A partir de la pandemia, el modelo tropieza de nuevo. El distanciamiento social frena los motores de la economía, las cadenas de abasto y erosiona la confianza, ¿por qué?, el problema lo describe en su propia denominación: Covid-19 conlleva la amenaza de un 20, 21, 22 o 23. El equilibrio económico mundial depende ahora de que el virus no mute pronto, o una nueva cepa nos confine nuevamente el próximo año o el siguiente. La sola noción de ese riesgo hace del mundo un lugar mas pequeño.

Aterrado por el escenario sombrío, el mercado se torna nuevamente al Estado buscando ayuda, respuestas. A contraer nuevas deudas, nuevas líneas de crédito para robustecer el sistema de salud que expolian manos privadas. A hacer girar la rueda, como en 2008, para que el modelito avance antes de dar un nuevo tumbo. ¿No será que la pandemia está desnudando las limitaciones del modelo económico imperante?, ¿no será tiempo de reconocer que Fukuyama estaba equivocado y la historia tenía más capítulos?
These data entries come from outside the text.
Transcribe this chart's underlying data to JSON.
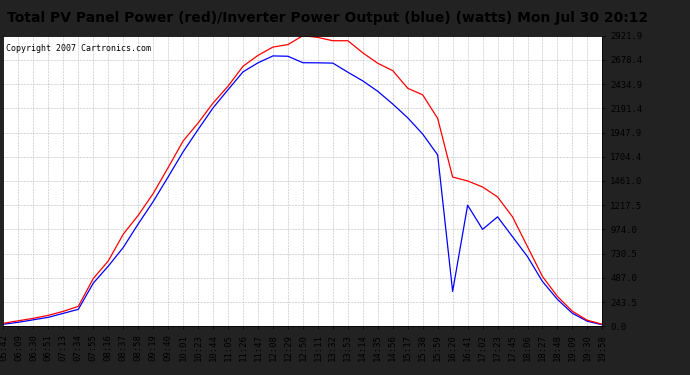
{
  "title": "Total PV Panel Power (red)/Inverter Power Output (blue) (watts) Mon Jul 30 20:12",
  "copyright": "Copyright 2007 Cartronics.com",
  "outer_bg": "#222222",
  "title_bg": "#dddddd",
  "plot_bg": "#ffffff",
  "grid_color": "#aaaaaa",
  "red_color": "#ff0000",
  "blue_color": "#0000ff",
  "yticks": [
    0.0,
    243.5,
    487.0,
    730.5,
    974.0,
    1217.5,
    1461.0,
    1704.4,
    1947.9,
    2191.4,
    2434.9,
    2678.4,
    2921.9
  ],
  "ymax": 2921.9,
  "xtick_labels": [
    "05:42",
    "06:09",
    "06:30",
    "06:51",
    "07:13",
    "07:34",
    "07:55",
    "08:16",
    "08:37",
    "08:58",
    "09:19",
    "09:40",
    "10:01",
    "10:23",
    "10:44",
    "11:05",
    "11:26",
    "11:47",
    "12:08",
    "12:29",
    "12:50",
    "13:11",
    "13:32",
    "13:53",
    "14:14",
    "14:35",
    "14:56",
    "15:17",
    "15:38",
    "15:59",
    "16:20",
    "16:41",
    "17:02",
    "17:23",
    "17:45",
    "18:06",
    "18:27",
    "18:48",
    "19:09",
    "19:30",
    "19:58"
  ],
  "title_fontsize": 10,
  "tick_fontsize": 6.5,
  "copyright_fontsize": 6
}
La provocación en la coyuntura polariza y divide. Los (pocos) defensores abiertos de la economía de mercado atribuyen el debilitamiento de las democracias a las fallas de los gobiernos en la aplicación de modelos. Los acérrimos críticos de la economía de mercado pierden la brújula argumentativa entre la nostalgia de la economía de posguerra y la (a estas alturas aceptada) hiperconcentración de la riqueza, pero no hay terceras vías, puntos medios, espacios para la reflexión del desafío económico global: el modelito no funciona más, el estatismo sin dinero es germen del autoritarismo, las democracias representativas tiemblan ante el regreso de chauvinismos de todo cuño, la tecnología ha abonado a construir ciudadanía, pero también a edificar expectativas a una velocidad que el Estado, la economía y la democracia no pueden cumplir.
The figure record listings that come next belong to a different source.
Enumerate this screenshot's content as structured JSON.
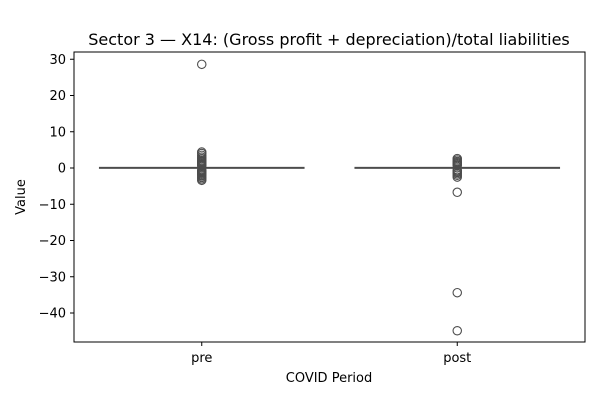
{
  "chart_data": {
    "type": "box",
    "title": "Sector 3 — X14: (Gross profit + depreciation)/total liabilities",
    "xlabel": "COVID Period",
    "ylabel": "Value",
    "categories": [
      "pre",
      "post"
    ],
    "ylim": [
      -48,
      32
    ],
    "yticks": [
      30,
      20,
      10,
      0,
      -10,
      -20,
      -30,
      -40
    ],
    "ytick_labels": [
      "30",
      "20",
      "10",
      "0",
      "−10",
      "−20",
      "−30",
      "−40"
    ],
    "box_color": "#4c4c4c",
    "boxes": [
      {
        "category": "pre",
        "whisker_low": -0.3,
        "q1": -0.05,
        "median": 0.05,
        "q3": 0.15,
        "whisker_high": 0.3,
        "outliers": [
          28.6,
          4.4,
          4.0,
          3.5,
          3.0,
          2.6,
          2.2,
          1.9,
          1.6,
          1.3,
          1.0,
          0.8,
          0.6,
          -0.6,
          -0.8,
          -1.0,
          -1.3,
          -1.6,
          -1.9,
          -2.2,
          -2.6,
          -3.0,
          -3.4
        ]
      },
      {
        "category": "post",
        "whisker_low": -0.3,
        "q1": -0.05,
        "median": 0.05,
        "q3": 0.15,
        "whisker_high": 0.3,
        "outliers": [
          2.6,
          2.2,
          1.8,
          1.5,
          1.2,
          0.9,
          0.7,
          -0.6,
          -0.9,
          -1.2,
          -1.6,
          -2.0,
          -2.5,
          -6.7,
          -34.4,
          -44.9
        ]
      }
    ]
  }
}
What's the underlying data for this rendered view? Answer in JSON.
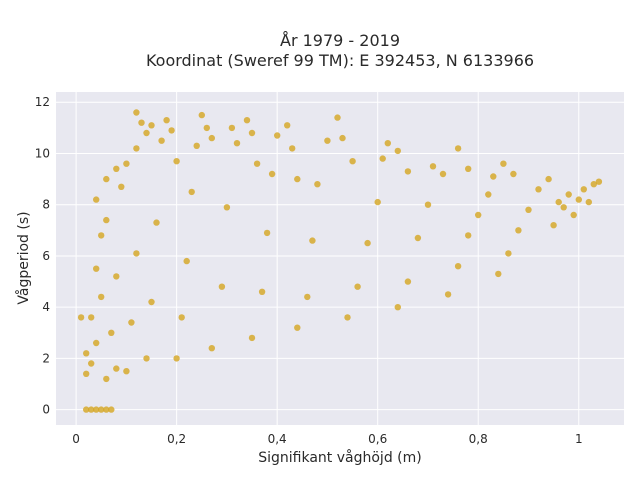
{
  "chart_data": {
    "type": "scatter",
    "title_lines": [
      "År 1979 - 2019",
      "Koordinat (Sweref 99 TM): E 392453, N 6133966"
    ],
    "xlabel": "Signifikant våghöjd (m)",
    "ylabel": "Vågperiod (s)",
    "xlim": [
      -0.04,
      1.09
    ],
    "ylim": [
      -0.6,
      12.4
    ],
    "x_ticks": [
      0,
      0.2,
      0.4,
      0.6,
      0.8,
      1
    ],
    "x_tick_labels": [
      "0",
      "0,2",
      "0,4",
      "0,6",
      "0,8",
      "1"
    ],
    "y_ticks": [
      0,
      2,
      4,
      6,
      8,
      10,
      12
    ],
    "y_tick_labels": [
      "0",
      "2",
      "4",
      "6",
      "8",
      "10",
      "12"
    ],
    "grid": true,
    "marker_color": "#D4A520",
    "plot_background": "#E8E8F0",
    "series": [
      {
        "points": [
          [
            0.02,
            1.4
          ],
          [
            0.03,
            1.8
          ],
          [
            0.04,
            2.6
          ],
          [
            0.03,
            3.6
          ],
          [
            0.05,
            4.4
          ],
          [
            0.04,
            5.5
          ],
          [
            0.05,
            6.8
          ],
          [
            0.06,
            7.4
          ],
          [
            0.04,
            8.2
          ],
          [
            0.06,
            9.0
          ],
          [
            0.08,
            9.4
          ],
          [
            0.06,
            1.2
          ],
          [
            0.08,
            1.6
          ],
          [
            0.07,
            3.0
          ],
          [
            0.08,
            5.2
          ],
          [
            0.09,
            8.7
          ],
          [
            0.1,
            9.6
          ],
          [
            0.1,
            1.5
          ],
          [
            0.11,
            3.4
          ],
          [
            0.12,
            6.1
          ],
          [
            0.12,
            10.2
          ],
          [
            0.12,
            11.6
          ],
          [
            0.13,
            11.2
          ],
          [
            0.14,
            10.8
          ],
          [
            0.15,
            11.1
          ],
          [
            0.14,
            2.0
          ],
          [
            0.15,
            4.2
          ],
          [
            0.16,
            7.3
          ],
          [
            0.17,
            10.5
          ],
          [
            0.18,
            11.3
          ],
          [
            0.19,
            10.9
          ],
          [
            0.2,
            9.7
          ],
          [
            0.2,
            2.0
          ],
          [
            0.21,
            3.6
          ],
          [
            0.22,
            5.8
          ],
          [
            0.23,
            8.5
          ],
          [
            0.24,
            10.3
          ],
          [
            0.25,
            11.5
          ],
          [
            0.26,
            11.0
          ],
          [
            0.27,
            10.6
          ],
          [
            0.27,
            2.4
          ],
          [
            0.29,
            4.8
          ],
          [
            0.3,
            7.9
          ],
          [
            0.31,
            11.0
          ],
          [
            0.32,
            10.4
          ],
          [
            0.34,
            11.3
          ],
          [
            0.35,
            10.8
          ],
          [
            0.36,
            9.6
          ],
          [
            0.35,
            2.8
          ],
          [
            0.37,
            4.6
          ],
          [
            0.38,
            6.9
          ],
          [
            0.39,
            9.2
          ],
          [
            0.4,
            10.7
          ],
          [
            0.42,
            11.1
          ],
          [
            0.43,
            10.2
          ],
          [
            0.44,
            9.0
          ],
          [
            0.44,
            3.2
          ],
          [
            0.46,
            4.4
          ],
          [
            0.47,
            6.6
          ],
          [
            0.48,
            8.8
          ],
          [
            0.5,
            10.5
          ],
          [
            0.52,
            11.4
          ],
          [
            0.53,
            10.6
          ],
          [
            0.55,
            9.7
          ],
          [
            0.54,
            3.6
          ],
          [
            0.56,
            4.8
          ],
          [
            0.58,
            6.5
          ],
          [
            0.6,
            8.1
          ],
          [
            0.61,
            9.8
          ],
          [
            0.62,
            10.4
          ],
          [
            0.64,
            10.1
          ],
          [
            0.66,
            9.3
          ],
          [
            0.64,
            4.0
          ],
          [
            0.66,
            5.0
          ],
          [
            0.68,
            6.7
          ],
          [
            0.7,
            8.0
          ],
          [
            0.71,
            9.5
          ],
          [
            0.73,
            9.2
          ],
          [
            0.76,
            10.2
          ],
          [
            0.78,
            9.4
          ],
          [
            0.74,
            4.5
          ],
          [
            0.76,
            5.6
          ],
          [
            0.78,
            6.8
          ],
          [
            0.8,
            7.6
          ],
          [
            0.82,
            8.4
          ],
          [
            0.83,
            9.1
          ],
          [
            0.85,
            9.6
          ],
          [
            0.87,
            9.2
          ],
          [
            0.84,
            5.3
          ],
          [
            0.86,
            6.1
          ],
          [
            0.88,
            7.0
          ],
          [
            0.9,
            7.8
          ],
          [
            0.92,
            8.6
          ],
          [
            0.94,
            9.0
          ],
          [
            0.95,
            7.2
          ],
          [
            0.96,
            8.1
          ],
          [
            0.97,
            7.9
          ],
          [
            0.98,
            8.4
          ],
          [
            0.99,
            7.6
          ],
          [
            1.0,
            8.2
          ],
          [
            1.01,
            8.6
          ],
          [
            1.02,
            8.1
          ],
          [
            1.03,
            8.8
          ],
          [
            1.04,
            8.9
          ],
          [
            0.02,
            0.0
          ],
          [
            0.03,
            0.0
          ],
          [
            0.04,
            0.0
          ],
          [
            0.05,
            0.0
          ],
          [
            0.06,
            0.0
          ],
          [
            0.07,
            0.0
          ],
          [
            0.01,
            3.6
          ],
          [
            0.02,
            2.2
          ]
        ]
      }
    ]
  }
}
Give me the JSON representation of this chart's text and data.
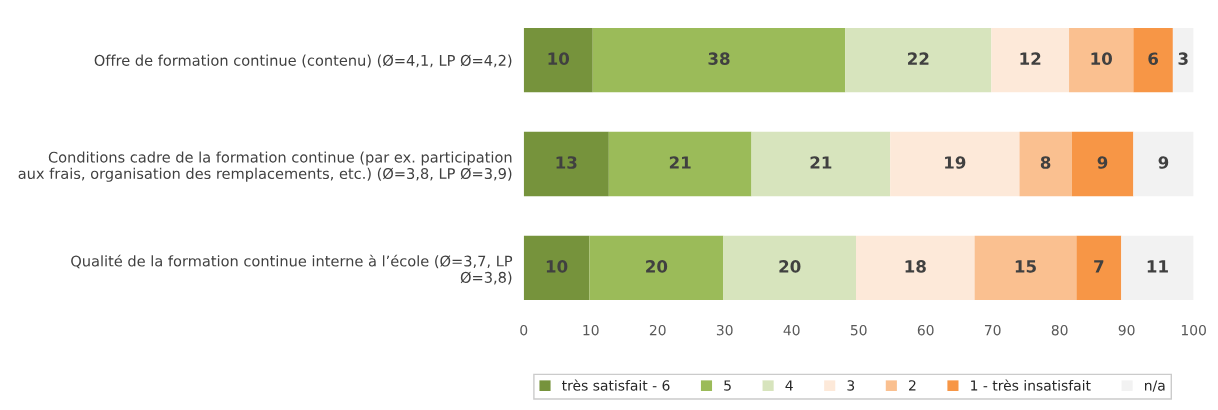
{
  "chart_data": {
    "type": "bar",
    "orientation": "horizontal",
    "stacked": true,
    "categories": [
      "Offre de formation continue (contenu) (Ø=4,1, LP Ø=4,2)",
      "Conditions cadre de la formation continue (par ex. participation\naux frais, organisation des remplacements, etc.) (Ø=3,8, LP Ø=3,9)",
      "Qualité de la formation continue interne à l’école (Ø=3,7, LP\nØ=3,8)"
    ],
    "series": [
      {
        "name": "très satisfait - 6",
        "color": "#76933c",
        "values": [
          10.3,
          12.7,
          9.8
        ],
        "value_labels": [
          "10",
          "13",
          "10"
        ]
      },
      {
        "name": "5",
        "color": "#9bbb59",
        "values": [
          37.7,
          21.3,
          20.0
        ],
        "value_labels": [
          "38",
          "21",
          "20"
        ]
      },
      {
        "name": "4",
        "color": "#d7e4bd",
        "values": [
          21.8,
          20.7,
          19.8
        ],
        "value_labels": [
          "22",
          "21",
          "20"
        ]
      },
      {
        "name": "3",
        "color": "#fde9d9",
        "values": [
          11.6,
          19.3,
          17.7
        ],
        "value_labels": [
          "12",
          "19",
          "18"
        ]
      },
      {
        "name": "2",
        "color": "#fac090",
        "values": [
          9.6,
          7.8,
          15.2
        ],
        "value_labels": [
          "10",
          "8",
          "15"
        ]
      },
      {
        "name": "1 - très insatisfait",
        "color": "#f79646",
        "values": [
          5.9,
          9.2,
          6.7
        ],
        "value_labels": [
          "6",
          "9",
          "7"
        ]
      },
      {
        "name": "n/a",
        "color": "#f2f2f2",
        "values": [
          3.1,
          9.0,
          10.8
        ],
        "value_labels": [
          "3",
          "9",
          "11"
        ]
      }
    ],
    "xlim": [
      0,
      100
    ],
    "xticks": [
      0,
      10,
      20,
      30,
      40,
      50,
      60,
      70,
      80,
      90,
      100
    ],
    "grid": false,
    "legend": "bottom"
  }
}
El capitalismo está agotado, pero su correlativo esencial –diría Unamuno–, el socialismo, tampoco es camino. El agotamiento de uno no prueba las bondades del otro, en contextos desfasados por el siglo. ¿Qué alternativas hay entonces para salir de este círculo perverso en el que el mundo empieza a girar? ¿Cómo financiar una agenda social sin restringir libertades sociales y económicas?, ¿cómo dar viabilidad económica y de legitimidad política a la democracia en este marco de turbulencia global? Esa es la pregunta de nuestro tiempo. No se trata de vencer a este coronavirus, sino entender que el planeta enfrentará otros –distintos– con la misma armadura económica con la que terminó el siglo XX a finales de los años 80, siguiendo los parámetros de Eric Hobsbawm respecto de los siglos cortos y largos.

Sería momento para una cumbre económica que regrese lo social al centro de los esfuerzos públicos, pero también de los privados. No por caridad o coyuntura, no por culpa o temor, sino por el frío diagnóstico que el Covid-19 nos ha regalado: o el planeta adopta un esquema solidario de redistribución de la riqueza y fortalecimiento de las instituciones que garanticen derechos sociales, o la gobernabilidad y la paz entrarán en crisis. No es la llamada a escena para el socialismo ni la última oportunidad del capitalismo; es la irrupción obligada de un orden que garantice el porvenir.